Am 16. September 1958 wurde das Max-Planck-Institut für Verhaltensphysiologie durch den Nobelpreisträger Otto Hahn eingeweiht.

Forschungsthemen (Auswahl)

Zur Vielfalt der während der mehr als 40 Jahre seiner Existenz in Seewiesen tätigen Forscher und deren Spezialgebieten gehörten:[1]

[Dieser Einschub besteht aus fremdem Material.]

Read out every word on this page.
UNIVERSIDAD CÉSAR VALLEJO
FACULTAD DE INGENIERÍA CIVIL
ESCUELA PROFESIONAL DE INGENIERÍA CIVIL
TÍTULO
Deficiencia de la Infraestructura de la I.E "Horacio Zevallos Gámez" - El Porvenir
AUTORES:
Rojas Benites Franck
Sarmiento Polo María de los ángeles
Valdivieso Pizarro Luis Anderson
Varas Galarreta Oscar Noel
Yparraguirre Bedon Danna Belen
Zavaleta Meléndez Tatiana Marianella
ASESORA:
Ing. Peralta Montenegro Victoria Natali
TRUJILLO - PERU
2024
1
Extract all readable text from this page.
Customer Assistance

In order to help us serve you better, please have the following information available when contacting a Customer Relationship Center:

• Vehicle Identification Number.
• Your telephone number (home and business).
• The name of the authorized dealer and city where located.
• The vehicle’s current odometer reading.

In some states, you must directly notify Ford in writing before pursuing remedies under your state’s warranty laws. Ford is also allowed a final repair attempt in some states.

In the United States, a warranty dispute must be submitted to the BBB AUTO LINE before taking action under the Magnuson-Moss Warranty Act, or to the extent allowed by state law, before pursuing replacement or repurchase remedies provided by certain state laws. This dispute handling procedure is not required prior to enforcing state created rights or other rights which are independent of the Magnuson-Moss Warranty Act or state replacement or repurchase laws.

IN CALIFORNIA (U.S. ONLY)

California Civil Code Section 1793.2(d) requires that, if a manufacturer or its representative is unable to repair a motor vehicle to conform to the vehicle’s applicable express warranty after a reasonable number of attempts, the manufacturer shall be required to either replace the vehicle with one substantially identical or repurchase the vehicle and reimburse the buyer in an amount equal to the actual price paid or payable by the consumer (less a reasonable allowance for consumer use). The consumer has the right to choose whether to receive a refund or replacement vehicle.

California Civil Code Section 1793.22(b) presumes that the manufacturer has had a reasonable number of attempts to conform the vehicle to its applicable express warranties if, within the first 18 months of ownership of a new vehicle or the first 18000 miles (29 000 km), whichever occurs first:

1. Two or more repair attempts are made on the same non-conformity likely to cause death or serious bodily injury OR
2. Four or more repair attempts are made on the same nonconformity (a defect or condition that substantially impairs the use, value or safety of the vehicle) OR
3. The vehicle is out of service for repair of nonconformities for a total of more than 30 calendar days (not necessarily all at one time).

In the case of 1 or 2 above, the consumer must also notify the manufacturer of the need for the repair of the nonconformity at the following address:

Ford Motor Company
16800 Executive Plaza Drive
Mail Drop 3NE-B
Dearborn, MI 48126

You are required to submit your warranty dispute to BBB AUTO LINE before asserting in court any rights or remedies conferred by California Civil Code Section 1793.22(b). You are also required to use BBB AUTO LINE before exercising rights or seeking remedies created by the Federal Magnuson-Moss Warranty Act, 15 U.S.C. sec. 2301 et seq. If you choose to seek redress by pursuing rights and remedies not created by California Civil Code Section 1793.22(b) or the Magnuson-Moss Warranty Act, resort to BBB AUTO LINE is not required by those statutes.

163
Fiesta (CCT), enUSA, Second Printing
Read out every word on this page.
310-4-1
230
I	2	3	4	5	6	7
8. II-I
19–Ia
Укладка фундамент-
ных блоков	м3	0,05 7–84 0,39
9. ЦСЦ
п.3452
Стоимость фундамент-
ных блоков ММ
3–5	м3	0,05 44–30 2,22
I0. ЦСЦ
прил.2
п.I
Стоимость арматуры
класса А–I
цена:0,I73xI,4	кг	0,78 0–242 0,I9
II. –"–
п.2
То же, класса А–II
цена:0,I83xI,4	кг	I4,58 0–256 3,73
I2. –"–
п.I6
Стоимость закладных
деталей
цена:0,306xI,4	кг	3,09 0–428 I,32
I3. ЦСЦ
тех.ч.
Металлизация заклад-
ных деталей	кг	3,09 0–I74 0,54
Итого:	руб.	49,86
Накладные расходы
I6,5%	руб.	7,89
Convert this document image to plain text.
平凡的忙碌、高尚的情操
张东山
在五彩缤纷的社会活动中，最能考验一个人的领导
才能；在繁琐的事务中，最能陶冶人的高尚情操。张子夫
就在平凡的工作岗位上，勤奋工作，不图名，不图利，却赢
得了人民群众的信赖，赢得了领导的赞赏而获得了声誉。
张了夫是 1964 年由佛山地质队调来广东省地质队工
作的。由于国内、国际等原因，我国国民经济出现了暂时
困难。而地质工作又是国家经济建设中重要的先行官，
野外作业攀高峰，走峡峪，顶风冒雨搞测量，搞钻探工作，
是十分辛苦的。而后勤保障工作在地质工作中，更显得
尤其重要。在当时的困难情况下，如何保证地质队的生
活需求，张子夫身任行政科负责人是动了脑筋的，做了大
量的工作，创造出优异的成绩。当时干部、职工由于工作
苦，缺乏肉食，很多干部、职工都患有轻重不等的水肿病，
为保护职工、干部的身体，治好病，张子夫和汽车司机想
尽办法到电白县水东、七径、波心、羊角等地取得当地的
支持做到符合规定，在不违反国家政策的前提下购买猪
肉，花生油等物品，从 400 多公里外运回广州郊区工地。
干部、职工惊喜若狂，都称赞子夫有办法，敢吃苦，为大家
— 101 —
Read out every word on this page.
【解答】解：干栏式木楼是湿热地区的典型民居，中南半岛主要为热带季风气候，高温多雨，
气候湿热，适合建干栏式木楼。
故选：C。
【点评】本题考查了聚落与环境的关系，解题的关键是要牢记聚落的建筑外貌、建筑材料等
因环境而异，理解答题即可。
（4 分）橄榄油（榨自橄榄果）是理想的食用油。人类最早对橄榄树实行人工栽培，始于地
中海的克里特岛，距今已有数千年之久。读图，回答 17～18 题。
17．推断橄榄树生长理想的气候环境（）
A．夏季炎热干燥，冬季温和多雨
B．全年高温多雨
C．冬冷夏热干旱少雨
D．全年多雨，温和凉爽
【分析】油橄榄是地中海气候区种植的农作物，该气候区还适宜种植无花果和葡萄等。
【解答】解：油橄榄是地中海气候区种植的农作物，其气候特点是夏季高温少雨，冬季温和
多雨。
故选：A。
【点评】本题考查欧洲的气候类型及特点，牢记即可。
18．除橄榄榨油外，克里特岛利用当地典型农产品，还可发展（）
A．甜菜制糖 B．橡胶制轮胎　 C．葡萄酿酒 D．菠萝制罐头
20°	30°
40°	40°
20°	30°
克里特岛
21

  • Jürgen Aschoff: biologische Rhythmen bei Tier und Mensch, insbesondere Tages- und Jahresperiodik der Zugvögel; Energiehaushalt und Temperaturregulation
  • Irenäus Eibl-Eibesfeldt: Humanethologie; stammesgeschichtliche Anpassungen im Verhalten des Menschen; kulturenvergleichende Dokumentation von sozialen Interaktionen; Aggressionsforschung; Analyse der Kommunikation in Kindergartengruppen
  • Eberhard Gwinner: biologische Rhythmen und Vogelzug
  • Karl-Ernst Kaißling: Umwandlung von Reizen in Erregung bei Riechzellen
  • Paul Leyhausen: Erforschung des Verhaltensrepertoires von Katzen und deren Antriebssystemen
  • Konrad Lorenz: Dokumentation des Verhaltensrepertoires von Graugänsen
  • Wolfgang Schleidt: Gehörphysiologie, Bioakustik und Kommunikationsforschung (Feinderkennung bei Entenvögeln)
  • Dietrich Schneider: Physiologie, Biochemie und Biophysik des Geruchssinns von Insekten, Feinstruktur von Sinnesorganen, Biosynthese von Pheromonen und chemische Kommunikation
  • Hermann Schöne: Raumorientierung und Schweresinn bei Krebstieren
  • Wolfgang Wickler: Sozialverhalten und Kommunikation zwischen Tieren und dessen Entstehen im Verlauf der Evolution; Biologie des Vogels einschl. Vogelzugforschung

Literatur

  • Eckart Henning, Marion Kazemi: Handbuch zur Institutsgeschichte der Kaiser-Wilhelm-/Max-Planck-Gesellschaft zur Förderung der Wissenschaften 1911–2011. Daten und Quellen. Berlin 2016, 2 Teilbände. Teilband 2: Institute und Forschungsstellen M–Z (PDF; 75 MB), S. 1591–1607: Max-Planck-Institut für Verhaltensphysiologie.

Belege

  1. a b Generalverwaltung der Max-Planck-Gesellschaft (Hrsg.): Max-Planck-Institut für Verhaltensphysiologie. In: Max-Planck-Gesellschaft – Berichte und Mitteilungen. Nr. 4/78, München 1978.
  2. Klaus Taschwer und Benedikt Föger: Konrad Lorenz. Biographie. Zsolnay, Wien 2003, ISBN 3-552-05282-8, S. 179.
  3. Archiv zur Geschichte der Max-Planck-Gesellschaft: Max-Planck-Institut für Verhaltensphysiologie. (Memento vom 28. Dezember 2014 im Internet Archive) Im Original publiziert auf dem Webserver der Max-Planck-Gesellschaft.